Les méthodes de production modernes, vérifiées scientifiquement et écologiques ne sont encore que très peu répandues en Afrique. Biovision montre, dans des projets de base, des exemples concrets de succès. Des paysannes et paysans, ainsi que des décideurs de plus haut rang, doivent être sensibilisés pour que les solutions biologiques fassent école.

C’est pour cela que Biovision encourage une création de savoir indépendant et la diffusion d’informations axées sur la pratique par différents médias.

Des informations actuelles et pratiques pour les paysans africains

Biovision encourage un traitement indépendant du savoir et une diffusion d’informations pratiques par différents médias: journal paysan, émissions radio destinées aux paysans, site Internet www.infonet-biovision.org.


Biovision : l’efficacité par l’action holistique

Afin d'appréhender des problèmes complexes, Biovision a choisi une approche qui considère de façon globale les différentes étapes du cheminement pour trouver des solutions adaptées. 


Biovision soutient depuis 1998 le développement, la diffusion et l'application de méthodes agricoles écologiques et durables, permettant aux populations dans les régions en voie de développement de se prendre directement en charge. L’approche globale –axée sur la santé des gens, des animaux, des plantes et de l’environnement – joue un rôle central dans tous ses projets.
Cette infographie explique ce fonctionnement à travers un exemple de projet concret comme la méthode Push-Pull. Cet exemple est complété par une interview d'Andreas Sicks, responsable Programmes et Partenariats, qui détaille cette approche.

Cliquez sur l'image pour ouvrir le PDF.

Comment est-ce que Biovision aide concrètement les petits paysans africains ?

Biovision soutient les familles paysannes avec des approches agroécologiques intégrées pour augmenter durablement leurs rendements sans nuire à l’environnement. Nous le faisons souvent en collaboration avec des partenaires liés à la recherche, qui développent, testent et valident scientifiquement ces approches.

Quels sont les atouts de cette forme d’aide ?

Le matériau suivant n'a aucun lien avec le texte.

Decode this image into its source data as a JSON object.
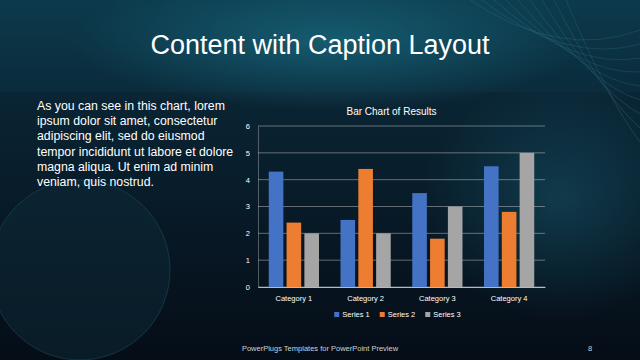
{
  "slide": {
    "title": "Content with Caption Layout",
    "caption": "As you can see in this chart, lorem ipsum dolor sit amet, consectetur adipiscing elit, sed do eiusmod tempor incididunt ut labore et dolore magna aliqua. Ut enim ad minim veniam, quis nostrud.",
    "footer": "PowerPlugs Templates for PowerPoint Preview",
    "page_number": 8
  },
  "chart_data": {
    "type": "bar",
    "title": "Bar Chart of Results",
    "categories": [
      "Category 1",
      "Category 2",
      "Category 3",
      "Category 4"
    ],
    "series": [
      {
        "name": "Series 1",
        "color": "#4472c4",
        "values": [
          4.3,
          2.5,
          3.5,
          4.5
        ]
      },
      {
        "name": "Series 2",
        "color": "#ed7d31",
        "values": [
          2.4,
          4.4,
          1.8,
          2.8
        ]
      },
      {
        "name": "Series 3",
        "color": "#a5a5a5",
        "values": [
          2,
          2,
          3,
          5
        ]
      }
    ],
    "ylim": [
      0,
      6
    ],
    "yticks": [
      0,
      1,
      2,
      3,
      4,
      5,
      6
    ],
    "grid": true,
    "legend": "bottom"
  }
}
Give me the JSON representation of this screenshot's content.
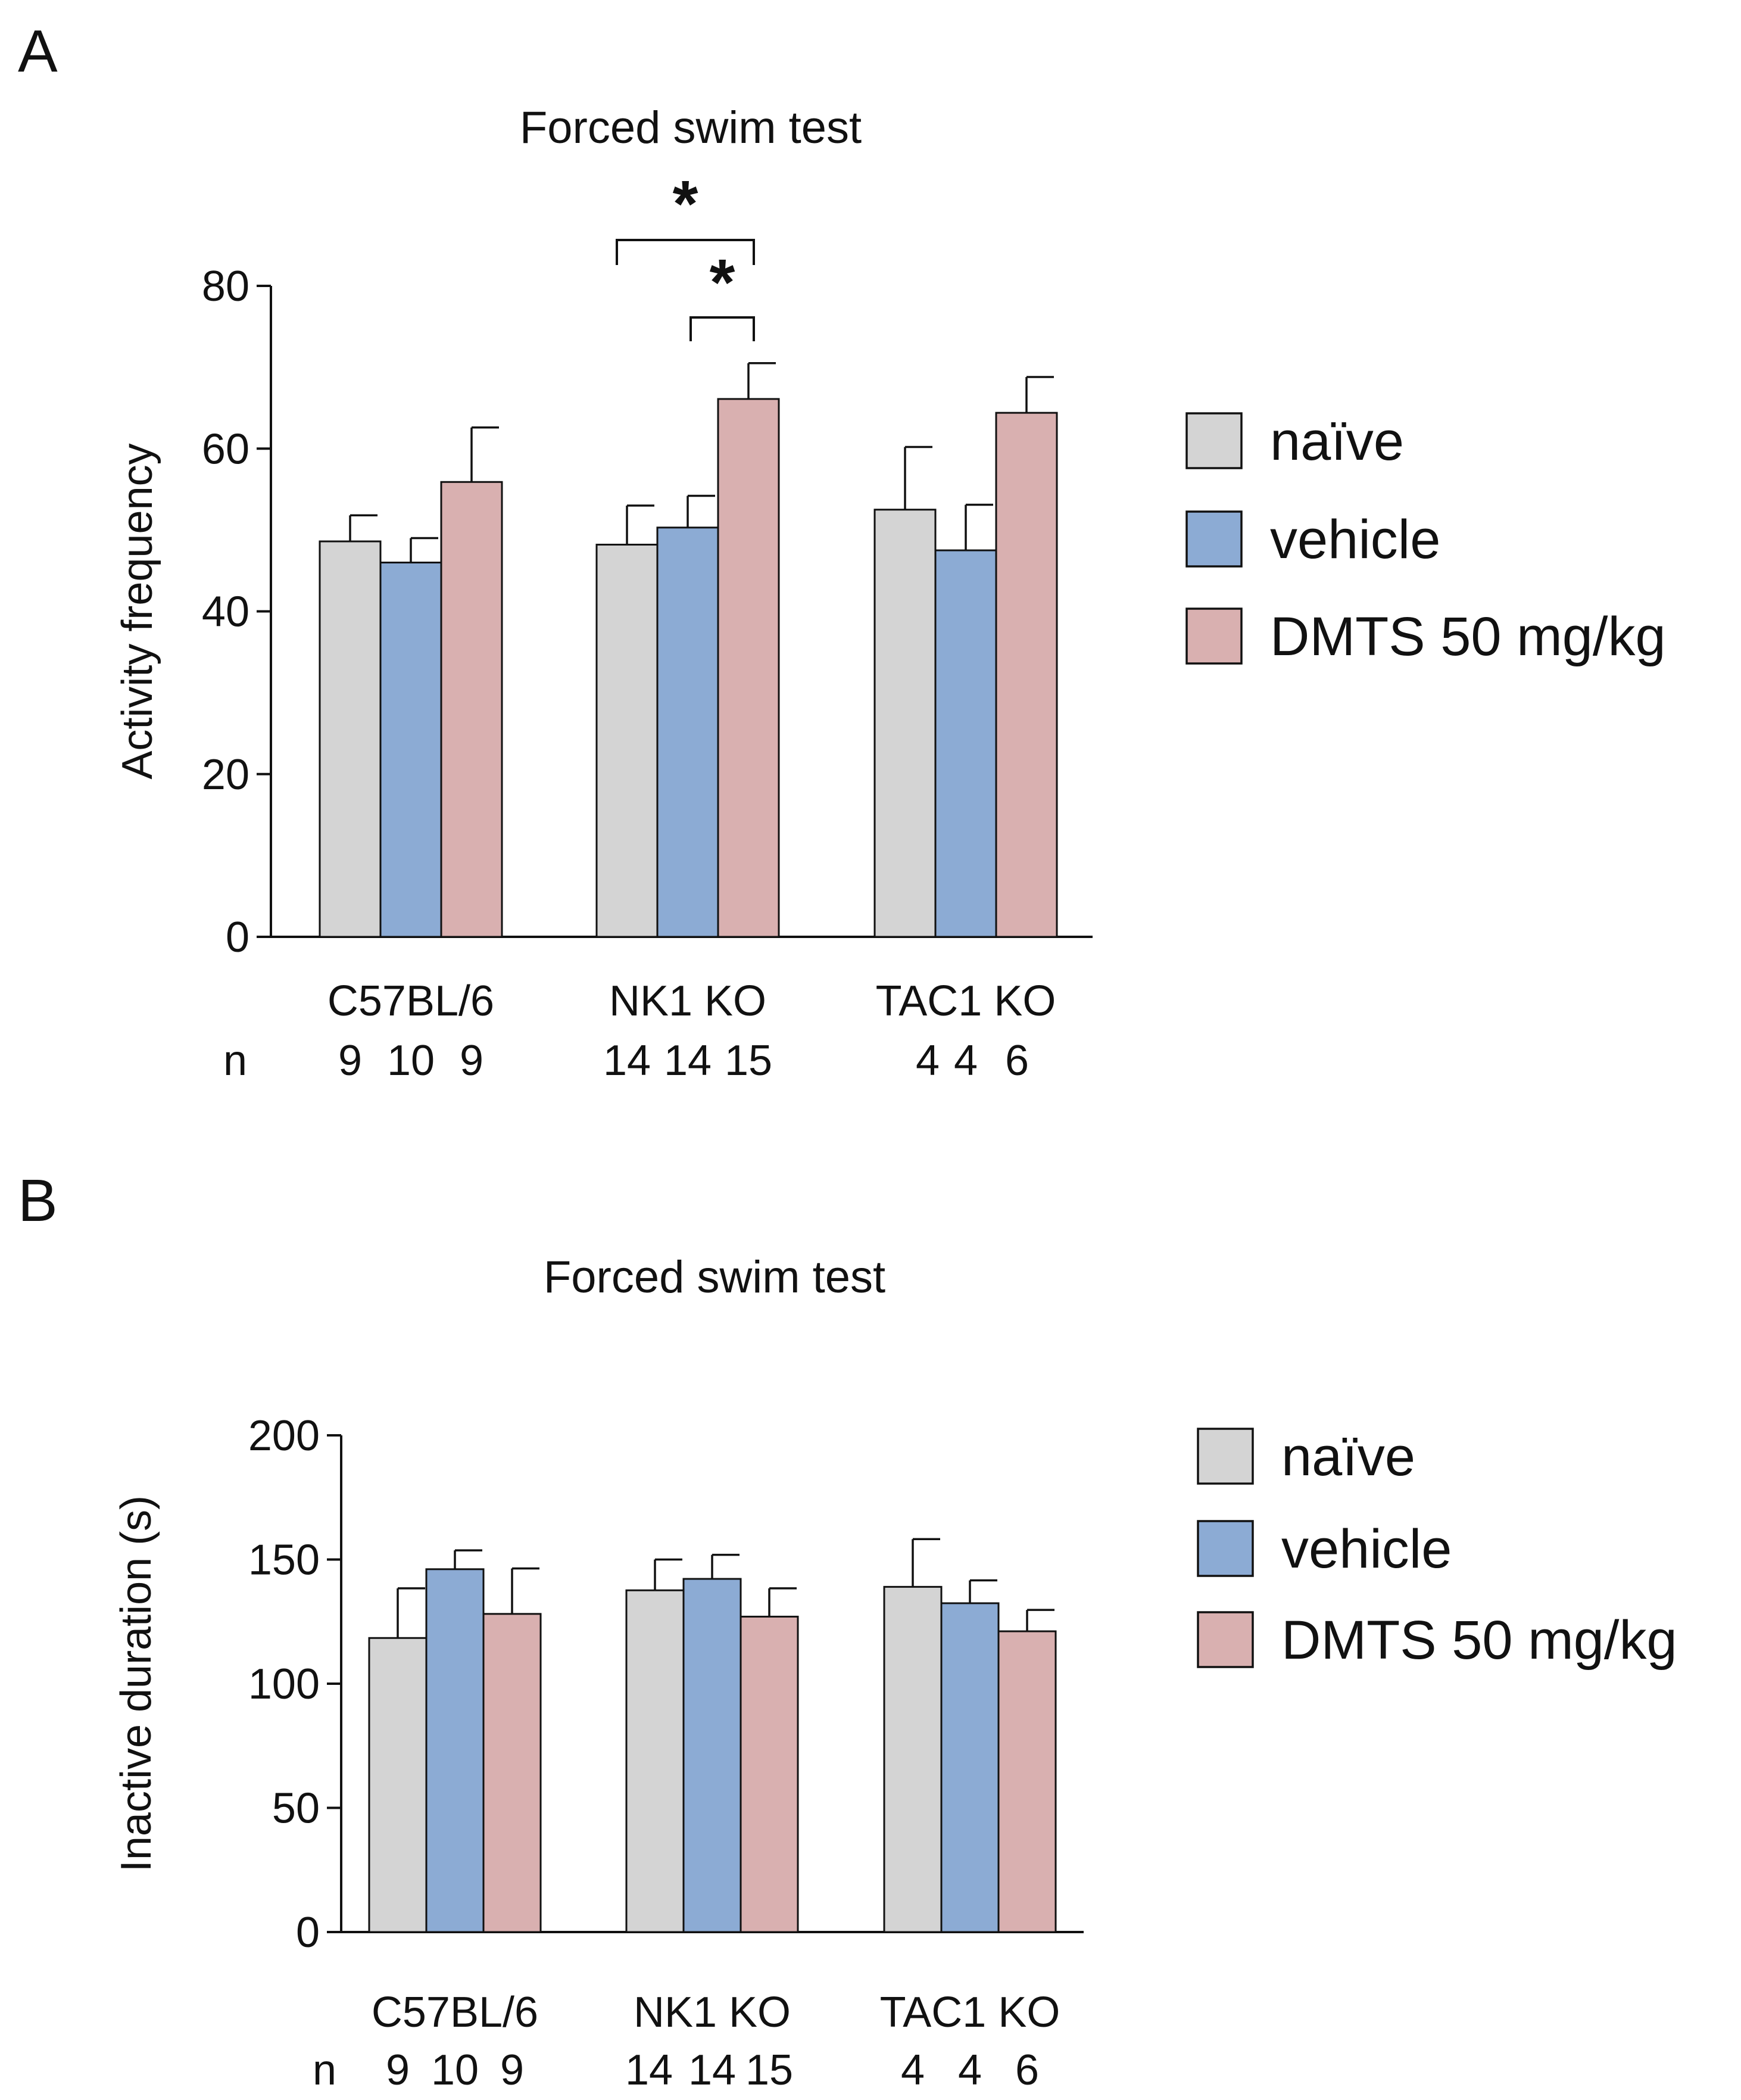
{
  "panels": [
    {
      "letter": "A",
      "title": "Forced swim test",
      "ylabel": "Activity frequency",
      "n_label": "n",
      "significance": [
        "*",
        "*"
      ]
    },
    {
      "letter": "B",
      "title": "Forced swim test",
      "ylabel": "Inactive duration (s)",
      "n_label": "n",
      "significance": []
    }
  ],
  "legend": [
    {
      "label": "naïve",
      "color": "#d4d4d4"
    },
    {
      "label": "vehicle",
      "color": "#8cabd4"
    },
    {
      "label": "DMTS 50 mg/kg",
      "color": "#d9b0b0"
    }
  ],
  "chart_data": [
    {
      "type": "bar",
      "title": "Forced swim test",
      "xlabel": "",
      "ylabel": "Activity frequency",
      "ylim": [
        0,
        80
      ],
      "yticks": [
        0,
        20,
        40,
        60,
        80
      ],
      "categories": [
        "C57BL/6",
        "NK1 KO",
        "TAC1 KO"
      ],
      "series": [
        {
          "name": "naïve",
          "values": [
            48.6,
            48.2,
            52.5
          ],
          "errors": [
            3.2,
            4.8,
            7.7
          ],
          "n": [
            "9",
            "14",
            "4"
          ]
        },
        {
          "name": "vehicle",
          "values": [
            46.0,
            50.3,
            47.5
          ],
          "errors": [
            3.0,
            3.9,
            5.6
          ],
          "n": [
            "10",
            "14",
            "4"
          ]
        },
        {
          "name": "DMTS 50 mg/kg",
          "values": [
            55.9,
            66.1,
            64.4
          ],
          "errors": [
            6.7,
            4.4,
            4.4
          ],
          "n": [
            "9",
            "15",
            "6"
          ]
        }
      ],
      "significance": [
        {
          "between": [
            "naïve",
            "DMTS 50 mg/kg"
          ],
          "category": "NK1 KO",
          "label": "*"
        },
        {
          "between": [
            "vehicle",
            "DMTS 50 mg/kg"
          ],
          "category": "NK1 KO",
          "label": "*"
        }
      ],
      "legend": "right",
      "grid": false
    },
    {
      "type": "bar",
      "title": "Forced swim test",
      "xlabel": "",
      "ylabel": "Inactive duration (s)",
      "ylim": [
        0,
        200
      ],
      "yticks": [
        0,
        50,
        100,
        150,
        200
      ],
      "categories": [
        "C57BL/6",
        "NK1 KO",
        "TAC1 KO"
      ],
      "series": [
        {
          "name": "naïve",
          "values": [
            118.4,
            137.6,
            139.0
          ],
          "errors": [
            20.0,
            12.4,
            19.2
          ],
          "n": [
            "9",
            "14",
            "4"
          ]
        },
        {
          "name": "vehicle",
          "values": [
            146.1,
            142.2,
            132.4
          ],
          "errors": [
            7.6,
            9.7,
            9.2
          ],
          "n": [
            "10",
            "14",
            "4"
          ]
        },
        {
          "name": "DMTS 50 mg/kg",
          "values": [
            128.1,
            127.0,
            121.1
          ],
          "errors": [
            18.3,
            11.4,
            8.6
          ],
          "n": [
            "9",
            "15",
            "6"
          ]
        }
      ],
      "legend": "right",
      "grid": false
    }
  ]
}
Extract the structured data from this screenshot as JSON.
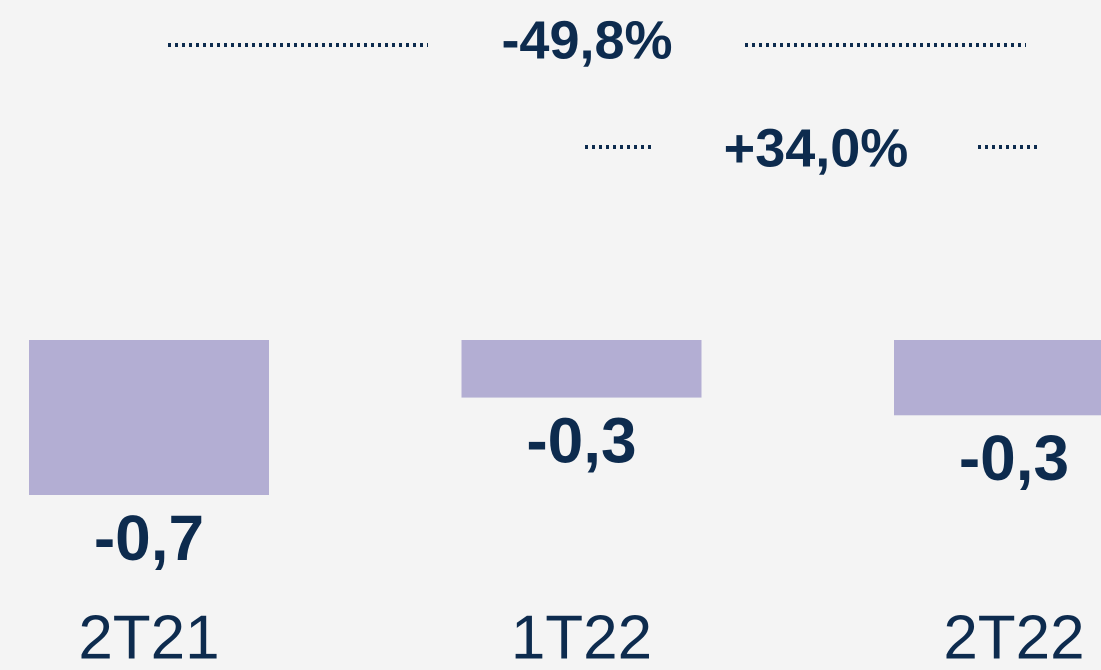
{
  "chart_data": {
    "type": "bar",
    "categories": [
      "2T21",
      "1T22",
      "2T22"
    ],
    "values": [
      -0.7,
      -0.26,
      -0.34
    ],
    "value_labels": [
      "-0,7",
      "-0,3",
      "-0,3"
    ],
    "color": "#b3aed3",
    "ylim": [
      -0.7,
      0
    ],
    "annotations": [
      {
        "text": "-49,8%"
      },
      {
        "text": "+34,0%"
      }
    ]
  }
}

Nous pensons que l’implication dès le départ des paysannes et paysans, avec des méthodes de recherches participatives, est importante pour développer des solutions adaptées et applicables dans les conditions locales.

Quel rôle jouent les partenaires ?

Dans nos projets, nous travaillons étroitement avec eux à différents niveaux : d’un côté des partenaires de recherche et de l’autre des ONG comme partenaires opérationnels (BvAT, par exemple). De même, nous travaillons avec des fondations, ainsi que des gouvernements locaux et nationaux, pour que les approches agroécologiques puissent percer.

Pourquoi avoir choisi cette voie ?

Jusqu’ici, la recherche appliquée sur les méthodes innovantes de l’agroécologie a été extrêmement négligée. Biovision occupe là une niche significative. Pour propager des approches réussies sur le terrain, nous devons avoir nos propres canaux de communication. Et notre équipe de plaidoyer amène les solutions agro-écologiques au niveau politique.